I asked him more when he was done explaining. Some of the questions, I don’t remember his answers to, but later on realized that they had been his answers.

Then, he told me that if I would give Austin up now, I would have another family later. I told him, rather bitterly I confess, that I didn’t want another family, I wanted my son.

“I know. Again, I’m sorry. You can choose not to do this. But if you do choose to do it, remember and know that you’ll have another family one day.”

“My reward.” I was really bitter now. I remember Job and how he got ‘a new family’ after his was destroyed. I’d always hated that part of the Bible. God’s big joke, his petty, childish bet with Satan.
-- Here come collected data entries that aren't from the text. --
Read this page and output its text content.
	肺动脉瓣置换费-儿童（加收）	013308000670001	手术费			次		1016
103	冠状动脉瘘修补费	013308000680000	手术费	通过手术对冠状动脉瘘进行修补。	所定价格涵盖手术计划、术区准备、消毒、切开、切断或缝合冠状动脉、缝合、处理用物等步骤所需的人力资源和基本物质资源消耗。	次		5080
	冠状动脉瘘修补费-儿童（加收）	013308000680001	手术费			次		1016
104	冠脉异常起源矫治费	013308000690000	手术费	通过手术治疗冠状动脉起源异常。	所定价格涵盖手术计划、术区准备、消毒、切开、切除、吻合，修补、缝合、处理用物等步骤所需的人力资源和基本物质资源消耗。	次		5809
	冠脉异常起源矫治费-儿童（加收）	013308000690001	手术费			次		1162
“No. Recompense, restitution, perhaps. But not reward. Your decision now is a gift to many later. There’s no attempt here to replace what you’re losing. There’s no diminishing of what you’re going to experience. To reward you would be to belittle you. I told you of the future so that you would have the strength and the courage to make it through these things.”

“Why me?” The inevitable query that comes to us all in the midst of suffering.

“Because you can do this, and survive. Because of where you’ve been, and the weight that those things will have when understanding all that comes after he is gone.”

“That doesn’t make sense. I don’t want to do this.” The last was plaintive. I was begging. I could as well have said, “Please, please, not me.” I think I might have said it, but I somehow knew it was fruitless. I somehow felt like it was me or no one.

“I’m sorry.” He said nothing more, and we walked in silence.

After a while, he said to me, “You know you’re strange, you know you’re different.”

I nodded. What could I say? I’ve always know I was weird, different, strange, unusual. Not like everyone else.

“Then why do you persist in thinking that you’re average?”

Because I know that to be absolute fact, too. “I am average.”

“Don’t you think that’s strange?”

“No, not really.”

“Okay.” Then a while later, “It’s time to go back now. I’m sorry.”

I nodded, and woke gasping on the couch. Once more, I was bereft, and I held Austin and cried.

Then, I made that phone call that I told you about, “Jeff. You know someone who wants to adopt.”

It was my gift to God. It was my gift to humanity. It was the worst and most painful event of my entire life. I didn’t feel noble. I didn’t feel good. I didn’t feel like I was giving a gift to anyone. And I want to make it clear that my son was NOT the gift. It was experiencing that loss which was my gift. The line may seem rather faint or difficult to understand, but in reality, the difference is huge. Grand Canyon huge.

No child, taken from the arms of his weeping mother, is ever a gift. I cannot speak more clearly than that. It is a theft, a bereavement of mother and child both.